Васька хорошо понимает ее тревогу: вон как с лица спала, переживая его болезнь, схваченную от тяжелой руки соседа.
— Мам! Это же пустяк. Поставлю капкан — и все! А потом чучело сделаю… Дядя Игнат сделает. Он обещал!
— Хватит с меня чучел! Я сама с вами как чучело стала. Отца дома почти не вижу, еще…
— Может, не придет больше… — уклончиво сбил разговор отец.
…Васька сложил ножик, сунул в карман и полез с бруском на чердак. Постоял, привыкая к полумраку, направился в угол. Здесь пылились старые капканы. Выбрал самый большой, попробовал насторожить. Силенок маловато! Не опустить широкую пружину. Взял поменьше, двухпружинный. Осилил! Поднял плитку шлака, метнул в пятачок. Стальные челюсти хватанули воздух и замерли.
— Вот тебе и конец! — весело сказал Васька, видя в своем воображении неясные очертания таинственного зверя. Заволновался в предчувствии борьбы с ним.
День был в разгаре — искристый от солнечных капель дождя, сползающих со стволов берез, падающих с веток орешника и черемухи, висящих на листьях клевера, полыни и других, густо и радостно задышавших трав.
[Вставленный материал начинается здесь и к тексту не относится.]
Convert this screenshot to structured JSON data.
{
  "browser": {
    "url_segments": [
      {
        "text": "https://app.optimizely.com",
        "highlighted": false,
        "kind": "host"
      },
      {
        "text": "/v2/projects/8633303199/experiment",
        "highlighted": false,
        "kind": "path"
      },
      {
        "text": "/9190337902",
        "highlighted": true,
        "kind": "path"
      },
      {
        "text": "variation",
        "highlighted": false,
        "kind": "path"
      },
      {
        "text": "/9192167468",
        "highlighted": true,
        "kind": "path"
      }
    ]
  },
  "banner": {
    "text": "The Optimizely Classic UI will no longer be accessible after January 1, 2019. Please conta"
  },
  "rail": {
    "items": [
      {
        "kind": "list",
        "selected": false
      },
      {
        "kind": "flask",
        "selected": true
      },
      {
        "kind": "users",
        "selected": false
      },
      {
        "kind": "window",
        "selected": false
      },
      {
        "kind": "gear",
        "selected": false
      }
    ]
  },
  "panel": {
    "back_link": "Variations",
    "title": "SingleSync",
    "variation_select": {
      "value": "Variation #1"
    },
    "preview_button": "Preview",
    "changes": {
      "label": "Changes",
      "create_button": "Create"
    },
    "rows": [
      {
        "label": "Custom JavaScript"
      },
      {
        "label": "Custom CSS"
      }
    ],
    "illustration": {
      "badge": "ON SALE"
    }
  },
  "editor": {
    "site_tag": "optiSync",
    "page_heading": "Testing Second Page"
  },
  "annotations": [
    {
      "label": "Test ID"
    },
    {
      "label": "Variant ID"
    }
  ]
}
Из земли, из зелени, живого и умершего дерева, прошлогоднего сена за сараем, Машкиной кучи на краю огорода заструились ручейки запахов, сливаясь в невесомые речушки, разливаясь в озерца, создавая устойчивые заводи, в которых копилось, наслаивалось, гуляло ленивыми волнами пьянящее и ошеломляющее вещество.
Егерь Балашов дремал, прислонившись к бревенчатой стене, шевелил ноздрями: ловил и втягивал в себя запутанные нити запахов. То вздрагивал и хмурился, то светлел лицом и улыбался. Машка, делая безразличный вид, подкрадывалась к нему сбоку, хотя ведь понимала, что Васька не даст дядю Игната в обиду. Отец стоял у калитки, о чем-то тихо и согласно беседуя с соседом. Оба поглядывали то на Ваську, то в глубокое зеркало неба, где в сонном танце замечтались и разомлели два широкогрудых коршуна.
— Я те дам! — не открывая глаз, тихо предупредил Балашов. Может, видел во сне, что подкрадывается к нему Машка. А настоящая Машка завиноватилась, качнула немытыми рогами и тоже закрыла глаза, раздумывая — позлить еще или прекратить баловство. Потом нехотя открыла глаза, потянулась к непросохшему сапогу Балашова и доверчиво потрогала подошву тонкими губами.
— Сожрет, Игнат! — тревожным шепотом окликнул отец, присаживаясь рядом. Балашов подхватил под себя ноги. Секунду Машка стояла еще с вытянутыми губами, потом стукнула копытцем и, отступив, выставила рога.
— Пап… Забыл? Директор же приходил…
Отец молчал, глядя на Балашова, а тот наблюдал за Машкой.
Тонкий ядовитый крик пронизал густой, застойный воздух. Машка вскинула свою обезьянью морду навстречу падающему коршуну.
— Есть! — с наслаждением и злостью сказал егерь, вскочил и бросился в дом. Вылетел с отцовым ружьем, но было поздно: черный от старости разбойник уносил добычу, не отрываясь от макушек елей.